Проведенный анализ дает возможность выдвинуть гипотезу о том, что, если «временная перспектива» — скорее, конструкт, обозначающий емкость и разрешающую способность восприятия, видения будущего или прошлого, мгновенным срезом которого является некоторая воображаемо-вспоминаемая картина возможного и/или прожитого, то «образ будущего» — это та самая ориентировочная основа жизни, специфика которой и определяет свойства перспективы. В свою очередь, его реалистичность, прогностичность и регулятивные характеристики зависят от субъектной интегрированности. Этот вывод согласуется с позицией В.О. Шебаршовой и Ю.Ю. Неяскиной, которые, в широком смысле, называют образ будущего замыслом жизни, целостность которого создается его субъективной ценностью, которая через отношение с идеалом ощущается как призвание, а в рамках пространства и времени раскрывается как дело жизни, которое, в свою очередь, детализируется «в проектах, планах, задачах, целях, реализация которых и воплощает жизненный замысел как один из основных компонентов психологического мира человека» [26, с. 70].
На фоне раскрытых выше понятий, общепринятая трактовка слова «цель» вызывает ощущение неполноты. В Большом энциклопедическом словаре это слово отсутствует. Нет его и в словаре В.И. Даля [15]. В словарях С.И. Ожегова [16] и Д.Н. Ушакова [17] для него выделен лишь небольшой абзац, из которого следует древнегерманское происхождение и буквальное значение «мишень для стрельбы», а также два случая употребления: прямой, как «мишень, предмет или место, в которое стремятся попасть при стрельбе»; и переносный, как «предел, которого намечено достичь; намерение, которое должно осуществить и ради которого совершается некоторое действие».
Однако ряд смыслов, открывающихся через сходство со словом «цельный» как лишенный раздвоенности, не составной, однозначный, сплошной, единый, монолитный; а также натуральный, не разбавленный, показывает, что здесь вполне может иметь место своеобразное «выпадение» целого смыслового блока. Так В.В. Колесов, анализируя семантику понятия через высказывания ряда известных мыслителей, вывел следующую смысловую структуру понятия «цель»: программа действий, намеченное основание; цементирующая сила, всегда от целого, таится в восприятии пространства; предмет стремления, направление движения, конечная причина, формируется влечением, требует реализации, перемены ради цели; предвосхищение результатов (в мыслях), вход в возможные миры, предвосхищение будущего, связана со средствами [35, с. 102-103]. Сравнение с семантическими ядрами концептов «причинность» и «причина» показало, что последнее «предшествует конечной причине — цели», придавая ей за счет смысловой связи объективный характер [там же].

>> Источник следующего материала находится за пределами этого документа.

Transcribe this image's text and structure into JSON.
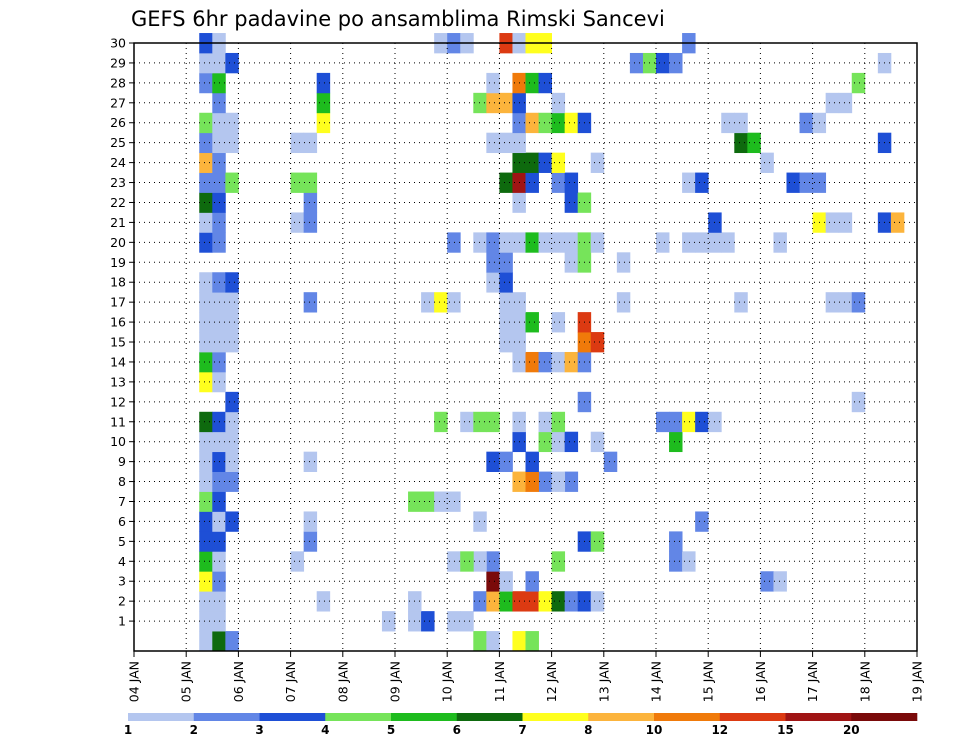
{
  "title": "GEFS 6hr padavine po ansamblima Rimski Sancevi",
  "colors": {
    "background": "#ffffff",
    "frame": "#000000",
    "levels": [
      "#b4c6ef",
      "#6286e6",
      "#1e4fd6",
      "#76e45a",
      "#1ebc1e",
      "#0e6a0e",
      "#ffff1e",
      "#fcb43c",
      "#f07a0a",
      "#dc3a12",
      "#a01414",
      "#7a0a0a"
    ]
  },
  "chart_data": {
    "type": "heatmap",
    "title": "GEFS 6hr padavine po ansamblima Rimski Sancevi",
    "x_ticks": [
      "04 JAN",
      "05 JAN",
      "06 JAN",
      "07 JAN",
      "08 JAN",
      "09 JAN",
      "10 JAN",
      "11 JAN",
      "12 JAN",
      "13 JAN",
      "14 JAN",
      "15 JAN",
      "16 JAN",
      "17 JAN",
      "18 JAN",
      "19 JAN"
    ],
    "y_ticks": [
      "1",
      "2",
      "3",
      "4",
      "5",
      "6",
      "7",
      "8",
      "9",
      "10",
      "11",
      "12",
      "13",
      "14",
      "15",
      "16",
      "17",
      "18",
      "19",
      "20",
      "21",
      "22",
      "23",
      "24",
      "25",
      "26",
      "27",
      "28",
      "29",
      "30"
    ],
    "xlim": [
      "04 JAN 00",
      "19 JAN 00"
    ],
    "ylim": [
      0,
      30
    ],
    "time_step_hours": 6,
    "grid": true,
    "colorbar": {
      "levels": [
        "1",
        "2",
        "3",
        "4",
        "5",
        "6",
        "7",
        "8",
        "10",
        "12",
        "15",
        "20"
      ],
      "position": "bottom"
    },
    "note_cells": "each cell: [ensemble member row, 6h step index from 04 JAN 00, color level index 1-12]",
    "cells": [
      [
        0,
        5,
        1
      ],
      [
        0,
        6,
        6
      ],
      [
        0,
        7,
        2
      ],
      [
        0,
        26,
        4
      ],
      [
        0,
        27,
        1
      ],
      [
        0,
        29,
        7
      ],
      [
        0,
        30,
        4
      ],
      [
        1,
        5,
        1
      ],
      [
        1,
        6,
        1
      ],
      [
        1,
        19,
        1
      ],
      [
        1,
        21,
        1
      ],
      [
        1,
        24,
        1
      ],
      [
        1,
        25,
        1
      ],
      [
        1,
        22,
        3
      ],
      [
        2,
        5,
        1
      ],
      [
        2,
        6,
        1
      ],
      [
        2,
        21,
        1
      ],
      [
        2,
        26,
        2
      ],
      [
        2,
        27,
        8
      ],
      [
        2,
        28,
        5
      ],
      [
        2,
        29,
        10
      ],
      [
        2,
        30,
        10
      ],
      [
        2,
        31,
        7
      ],
      [
        2,
        32,
        6
      ],
      [
        2,
        33,
        2
      ],
      [
        2,
        34,
        3
      ],
      [
        2,
        35,
        1
      ],
      [
        2,
        14,
        1
      ],
      [
        3,
        5,
        7
      ],
      [
        3,
        6,
        2
      ],
      [
        3,
        27,
        12
      ],
      [
        3,
        28,
        1
      ],
      [
        3,
        30,
        2
      ],
      [
        3,
        48,
        2
      ],
      [
        3,
        49,
        1
      ],
      [
        4,
        5,
        5
      ],
      [
        4,
        6,
        1
      ],
      [
        4,
        27,
        2
      ],
      [
        4,
        26,
        1
      ],
      [
        4,
        32,
        4
      ],
      [
        4,
        12,
        1
      ],
      [
        4,
        24,
        1
      ],
      [
        4,
        25,
        4
      ],
      [
        4,
        41,
        2
      ],
      [
        4,
        42,
        1
      ],
      [
        5,
        5,
        3
      ],
      [
        5,
        6,
        3
      ],
      [
        5,
        13,
        2
      ],
      [
        5,
        41,
        2
      ],
      [
        5,
        34,
        3
      ],
      [
        5,
        35,
        4
      ],
      [
        6,
        5,
        3
      ],
      [
        6,
        6,
        1
      ],
      [
        6,
        13,
        1
      ],
      [
        6,
        26,
        1
      ],
      [
        6,
        43,
        2
      ],
      [
        6,
        7,
        3
      ],
      [
        7,
        5,
        4
      ],
      [
        7,
        6,
        3
      ],
      [
        7,
        21,
        4
      ],
      [
        7,
        22,
        4
      ],
      [
        7,
        23,
        1
      ],
      [
        7,
        24,
        1
      ],
      [
        8,
        5,
        1
      ],
      [
        8,
        6,
        2
      ],
      [
        8,
        7,
        2
      ],
      [
        8,
        31,
        2
      ],
      [
        8,
        33,
        2
      ],
      [
        8,
        29,
        8
      ],
      [
        8,
        30,
        9
      ],
      [
        8,
        32,
        1
      ],
      [
        9,
        5,
        1
      ],
      [
        9,
        6,
        3
      ],
      [
        9,
        7,
        1
      ],
      [
        9,
        13,
        1
      ],
      [
        9,
        27,
        3
      ],
      [
        9,
        28,
        2
      ],
      [
        9,
        30,
        3
      ],
      [
        9,
        36,
        2
      ],
      [
        10,
        5,
        1
      ],
      [
        10,
        6,
        1
      ],
      [
        10,
        7,
        1
      ],
      [
        10,
        29,
        3
      ],
      [
        10,
        31,
        4
      ],
      [
        10,
        32,
        1
      ],
      [
        10,
        33,
        3
      ],
      [
        10,
        35,
        1
      ],
      [
        10,
        41,
        5
      ],
      [
        11,
        5,
        6
      ],
      [
        11,
        6,
        3
      ],
      [
        11,
        7,
        1
      ],
      [
        11,
        23,
        4
      ],
      [
        11,
        25,
        1
      ],
      [
        11,
        26,
        4
      ],
      [
        11,
        27,
        4
      ],
      [
        11,
        29,
        1
      ],
      [
        11,
        31,
        1
      ],
      [
        11,
        32,
        4
      ],
      [
        11,
        40,
        2
      ],
      [
        11,
        41,
        2
      ],
      [
        11,
        42,
        7
      ],
      [
        11,
        43,
        3
      ],
      [
        11,
        44,
        1
      ],
      [
        12,
        7,
        3
      ],
      [
        12,
        34,
        2
      ],
      [
        12,
        55,
        1
      ],
      [
        13,
        5,
        7
      ],
      [
        13,
        6,
        1
      ],
      [
        14,
        5,
        5
      ],
      [
        14,
        6,
        2
      ],
      [
        14,
        29,
        1
      ],
      [
        14,
        30,
        9
      ],
      [
        14,
        31,
        2
      ],
      [
        14,
        32,
        1
      ],
      [
        14,
        33,
        8
      ],
      [
        14,
        34,
        2
      ],
      [
        15,
        5,
        1
      ],
      [
        15,
        6,
        1
      ],
      [
        15,
        7,
        1
      ],
      [
        15,
        28,
        1
      ],
      [
        15,
        29,
        1
      ],
      [
        15,
        34,
        9
      ],
      [
        15,
        35,
        10
      ],
      [
        16,
        5,
        1
      ],
      [
        16,
        6,
        1
      ],
      [
        16,
        7,
        1
      ],
      [
        16,
        28,
        1
      ],
      [
        16,
        29,
        1
      ],
      [
        16,
        30,
        5
      ],
      [
        16,
        32,
        1
      ],
      [
        16,
        34,
        10
      ],
      [
        17,
        5,
        1
      ],
      [
        17,
        6,
        1
      ],
      [
        17,
        7,
        1
      ],
      [
        17,
        13,
        2
      ],
      [
        17,
        22,
        1
      ],
      [
        17,
        23,
        7
      ],
      [
        17,
        24,
        1
      ],
      [
        17,
        28,
        1
      ],
      [
        17,
        29,
        1
      ],
      [
        17,
        37,
        1
      ],
      [
        17,
        46,
        1
      ],
      [
        17,
        53,
        1
      ],
      [
        17,
        54,
        1
      ],
      [
        17,
        55,
        2
      ],
      [
        18,
        5,
        1
      ],
      [
        18,
        6,
        2
      ],
      [
        18,
        7,
        3
      ],
      [
        18,
        27,
        1
      ],
      [
        18,
        28,
        3
      ],
      [
        19,
        27,
        2
      ],
      [
        19,
        28,
        2
      ],
      [
        19,
        33,
        1
      ],
      [
        19,
        34,
        4
      ],
      [
        19,
        37,
        1
      ],
      [
        20,
        5,
        3
      ],
      [
        20,
        6,
        2
      ],
      [
        20,
        24,
        2
      ],
      [
        20,
        26,
        1
      ],
      [
        20,
        27,
        2
      ],
      [
        20,
        28,
        1
      ],
      [
        20,
        29,
        1
      ],
      [
        20,
        30,
        5
      ],
      [
        20,
        31,
        1
      ],
      [
        20,
        32,
        1
      ],
      [
        20,
        33,
        1
      ],
      [
        20,
        34,
        4
      ],
      [
        20,
        35,
        1
      ],
      [
        20,
        40,
        1
      ],
      [
        20,
        42,
        1
      ],
      [
        20,
        43,
        1
      ],
      [
        20,
        44,
        1
      ],
      [
        20,
        45,
        1
      ],
      [
        20,
        49,
        1
      ],
      [
        21,
        5,
        1
      ],
      [
        21,
        6,
        2
      ],
      [
        21,
        12,
        1
      ],
      [
        21,
        13,
        2
      ],
      [
        21,
        44,
        3
      ],
      [
        21,
        52,
        7
      ],
      [
        21,
        53,
        1
      ],
      [
        21,
        54,
        1
      ],
      [
        21,
        57,
        3
      ],
      [
        21,
        58,
        8
      ],
      [
        22,
        5,
        6
      ],
      [
        22,
        6,
        3
      ],
      [
        22,
        13,
        2
      ],
      [
        22,
        29,
        1
      ],
      [
        22,
        33,
        3
      ],
      [
        22,
        34,
        4
      ],
      [
        23,
        5,
        2
      ],
      [
        23,
        6,
        2
      ],
      [
        23,
        7,
        4
      ],
      [
        23,
        12,
        4
      ],
      [
        23,
        13,
        4
      ],
      [
        23,
        28,
        6
      ],
      [
        23,
        29,
        11
      ],
      [
        23,
        30,
        3
      ],
      [
        23,
        32,
        2
      ],
      [
        23,
        33,
        3
      ],
      [
        23,
        42,
        1
      ],
      [
        23,
        43,
        3
      ],
      [
        23,
        50,
        3
      ],
      [
        23,
        51,
        2
      ],
      [
        23,
        52,
        2
      ],
      [
        24,
        5,
        8
      ],
      [
        24,
        6,
        2
      ],
      [
        24,
        29,
        6
      ],
      [
        24,
        30,
        6
      ],
      [
        24,
        31,
        3
      ],
      [
        24,
        32,
        7
      ],
      [
        24,
        35,
        1
      ],
      [
        24,
        48,
        1
      ],
      [
        25,
        5,
        2
      ],
      [
        25,
        6,
        1
      ],
      [
        25,
        7,
        1
      ],
      [
        25,
        12,
        1
      ],
      [
        25,
        13,
        1
      ],
      [
        25,
        27,
        1
      ],
      [
        25,
        28,
        1
      ],
      [
        25,
        29,
        1
      ],
      [
        25,
        46,
        6
      ],
      [
        25,
        47,
        5
      ],
      [
        25,
        57,
        3
      ],
      [
        26,
        5,
        4
      ],
      [
        26,
        6,
        1
      ],
      [
        26,
        7,
        1
      ],
      [
        26,
        14,
        7
      ],
      [
        26,
        29,
        2
      ],
      [
        26,
        30,
        8
      ],
      [
        26,
        31,
        4
      ],
      [
        26,
        32,
        5
      ],
      [
        26,
        33,
        7
      ],
      [
        26,
        34,
        3
      ],
      [
        26,
        45,
        1
      ],
      [
        26,
        46,
        1
      ],
      [
        26,
        51,
        2
      ],
      [
        26,
        52,
        1
      ],
      [
        27,
        6,
        2
      ],
      [
        27,
        14,
        5
      ],
      [
        27,
        26,
        4
      ],
      [
        27,
        27,
        8
      ],
      [
        27,
        28,
        8
      ],
      [
        27,
        29,
        3
      ],
      [
        27,
        32,
        1
      ],
      [
        27,
        53,
        1
      ],
      [
        27,
        54,
        1
      ],
      [
        28,
        5,
        2
      ],
      [
        28,
        6,
        5
      ],
      [
        28,
        14,
        3
      ],
      [
        28,
        27,
        1
      ],
      [
        28,
        29,
        9
      ],
      [
        28,
        30,
        5
      ],
      [
        28,
        31,
        3
      ],
      [
        28,
        55,
        4
      ],
      [
        29,
        5,
        1
      ],
      [
        29,
        6,
        1
      ],
      [
        29,
        7,
        3
      ],
      [
        29,
        38,
        2
      ],
      [
        29,
        39,
        4
      ],
      [
        29,
        40,
        3
      ],
      [
        29,
        41,
        2
      ],
      [
        29,
        57,
        1
      ],
      [
        30,
        5,
        3
      ],
      [
        30,
        6,
        1
      ],
      [
        30,
        23,
        1
      ],
      [
        30,
        24,
        2
      ],
      [
        30,
        25,
        1
      ],
      [
        30,
        28,
        10
      ],
      [
        30,
        29,
        1
      ],
      [
        30,
        30,
        7
      ],
      [
        30,
        31,
        7
      ],
      [
        30,
        42,
        2
      ]
    ]
  }
}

В научных трудах многогранность понятия «цель» раскрывается с позиции философии (А.С. Желтоухова [36], А.А. Алферов [37]), психофизиологии (П.К. Анохин [29], Н.А. Бернштейн [18], Е.Е. Витяев [38], И.П. Павлов [7]), психологии (И.А. Грибанов [39], Б.В. Зейгарник (см. в [8]), А.В. Жилинская [40], О.В. Люсова [41], О.А. Конопкин [31], А.Н. Леонтьев (см. в [8]), К.Р. Сидоров [42], О.К. Тихомиров [8]), лингвистики (В.В. Колесов [35]), математического моделирования (Ю.Т. Глазунов [43]), педагогической (Ю.А. Егорова [44, 45]) и юридической (И.Л. Третьяков [46]) практики, а также управления бизнесом (Ю.П. Адлер [47], А.М. Долгоруков [48], Ю.Н. Лапыгин [49]). При этом нередко в работах само определение можно вывести лишь через связи с другими конструктами.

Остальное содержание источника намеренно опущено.